We can also visualize properties of the network itself. A popular method is the activation maximization, where we seek an image that would maximize a given neuron inside the network. 

For this, we solve the maximization problem: 
\begin{equation}
x^{\ast} = {\arg \max}_{x} z(x)
\end{equation}
where $z(x)$ is the value of an arbitrary neuron (or a set of neurons, e.g. the neurons in one feature map) in the network. 

Typically, $z(x)=S_c(x)$ is the value of the output layer for one particular class.
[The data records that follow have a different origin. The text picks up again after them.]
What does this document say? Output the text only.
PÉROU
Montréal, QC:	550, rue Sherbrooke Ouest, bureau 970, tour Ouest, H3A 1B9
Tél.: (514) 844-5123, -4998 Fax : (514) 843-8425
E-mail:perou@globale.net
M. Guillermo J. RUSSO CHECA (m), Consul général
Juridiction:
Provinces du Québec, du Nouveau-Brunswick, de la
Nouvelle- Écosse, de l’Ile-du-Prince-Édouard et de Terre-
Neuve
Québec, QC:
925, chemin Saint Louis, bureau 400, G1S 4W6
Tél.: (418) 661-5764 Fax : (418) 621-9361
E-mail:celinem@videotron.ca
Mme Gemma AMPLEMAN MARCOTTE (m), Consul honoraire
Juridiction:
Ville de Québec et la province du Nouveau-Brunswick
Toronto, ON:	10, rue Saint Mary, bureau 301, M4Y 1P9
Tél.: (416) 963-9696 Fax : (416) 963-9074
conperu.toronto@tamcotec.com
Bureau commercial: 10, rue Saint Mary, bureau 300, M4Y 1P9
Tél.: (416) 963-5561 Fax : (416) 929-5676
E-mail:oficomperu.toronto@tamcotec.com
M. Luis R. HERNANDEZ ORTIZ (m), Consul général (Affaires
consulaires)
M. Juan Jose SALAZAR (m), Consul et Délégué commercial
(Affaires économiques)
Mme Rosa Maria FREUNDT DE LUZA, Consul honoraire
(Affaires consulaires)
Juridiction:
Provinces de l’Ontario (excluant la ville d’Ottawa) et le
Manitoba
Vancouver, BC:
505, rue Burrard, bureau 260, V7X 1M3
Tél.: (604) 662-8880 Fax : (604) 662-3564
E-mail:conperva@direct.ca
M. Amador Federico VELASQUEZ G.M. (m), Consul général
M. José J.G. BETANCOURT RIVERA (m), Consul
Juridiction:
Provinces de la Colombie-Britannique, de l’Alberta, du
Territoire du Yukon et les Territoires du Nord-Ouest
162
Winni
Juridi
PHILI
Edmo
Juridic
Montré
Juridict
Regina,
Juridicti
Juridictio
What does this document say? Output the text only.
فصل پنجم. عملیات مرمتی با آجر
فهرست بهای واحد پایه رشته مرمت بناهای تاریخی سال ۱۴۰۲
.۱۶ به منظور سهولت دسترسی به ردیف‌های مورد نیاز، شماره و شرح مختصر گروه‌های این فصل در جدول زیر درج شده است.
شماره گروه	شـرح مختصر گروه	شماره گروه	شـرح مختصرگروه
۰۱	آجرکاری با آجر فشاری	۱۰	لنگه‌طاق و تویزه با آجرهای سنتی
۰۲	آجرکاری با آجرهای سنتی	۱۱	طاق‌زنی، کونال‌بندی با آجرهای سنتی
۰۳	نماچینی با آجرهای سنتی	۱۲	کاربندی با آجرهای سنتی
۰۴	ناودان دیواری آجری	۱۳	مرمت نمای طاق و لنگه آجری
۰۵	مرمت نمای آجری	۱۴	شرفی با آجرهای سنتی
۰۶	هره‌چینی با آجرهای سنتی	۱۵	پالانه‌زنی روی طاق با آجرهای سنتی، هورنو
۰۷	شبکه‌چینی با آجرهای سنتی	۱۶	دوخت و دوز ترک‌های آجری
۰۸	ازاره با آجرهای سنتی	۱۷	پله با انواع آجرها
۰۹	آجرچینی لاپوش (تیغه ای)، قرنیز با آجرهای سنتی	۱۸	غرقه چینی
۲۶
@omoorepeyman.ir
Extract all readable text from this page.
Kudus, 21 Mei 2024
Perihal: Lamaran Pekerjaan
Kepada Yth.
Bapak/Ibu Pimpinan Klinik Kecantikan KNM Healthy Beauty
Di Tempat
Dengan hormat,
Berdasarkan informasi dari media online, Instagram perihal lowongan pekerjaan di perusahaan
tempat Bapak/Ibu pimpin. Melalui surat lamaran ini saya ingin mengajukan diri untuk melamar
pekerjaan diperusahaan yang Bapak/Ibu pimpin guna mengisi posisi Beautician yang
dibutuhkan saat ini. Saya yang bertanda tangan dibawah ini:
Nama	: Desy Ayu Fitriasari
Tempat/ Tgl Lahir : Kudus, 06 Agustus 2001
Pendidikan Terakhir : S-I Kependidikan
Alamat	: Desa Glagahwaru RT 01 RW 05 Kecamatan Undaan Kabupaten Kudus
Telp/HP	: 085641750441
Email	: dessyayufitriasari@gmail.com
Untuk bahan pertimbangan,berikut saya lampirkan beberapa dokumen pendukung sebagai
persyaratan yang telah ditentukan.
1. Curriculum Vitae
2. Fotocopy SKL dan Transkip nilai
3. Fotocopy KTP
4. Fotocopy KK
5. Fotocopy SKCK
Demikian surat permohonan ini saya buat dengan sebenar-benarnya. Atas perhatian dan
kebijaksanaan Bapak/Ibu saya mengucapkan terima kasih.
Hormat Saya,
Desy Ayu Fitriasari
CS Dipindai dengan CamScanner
We therefore seek the image that maximizes the output for a particular class (e.g. the output for `water_ouzel`, `index: 20`). 

In [None]:
# INDEX is the index of the class in the 1000-dimensional output vector
INDEX = 20

from tf_keras_vis.activation_maximization import ActivationMaximization

activation_maximization = ActivationMaximization(model,
                                                 model_modifier,
                                                 clone=False)

def loss(output):
    return output[:, INDEX]

from tf_keras_vis.utils.callbacks import Print

activation = activation_maximization(loss, callbacks=[Print(interval=50)])
generated_img = activation[0].astype(np.uint8)

plt.imshow(generated_img)
plt.tight_layout()


**Assignment**: You might want to play with this, e.g. 385: Indian elephant, 2: great white shark, 555: fire truck

Other classes can be found at: 
[ImageNet](https://gist.github.com/yrevar/942d3a0ac09ec9e5eb3a)

**Assignment:** Generate the activation maximization image the the same index, for a network initialized randomly. What do you observe?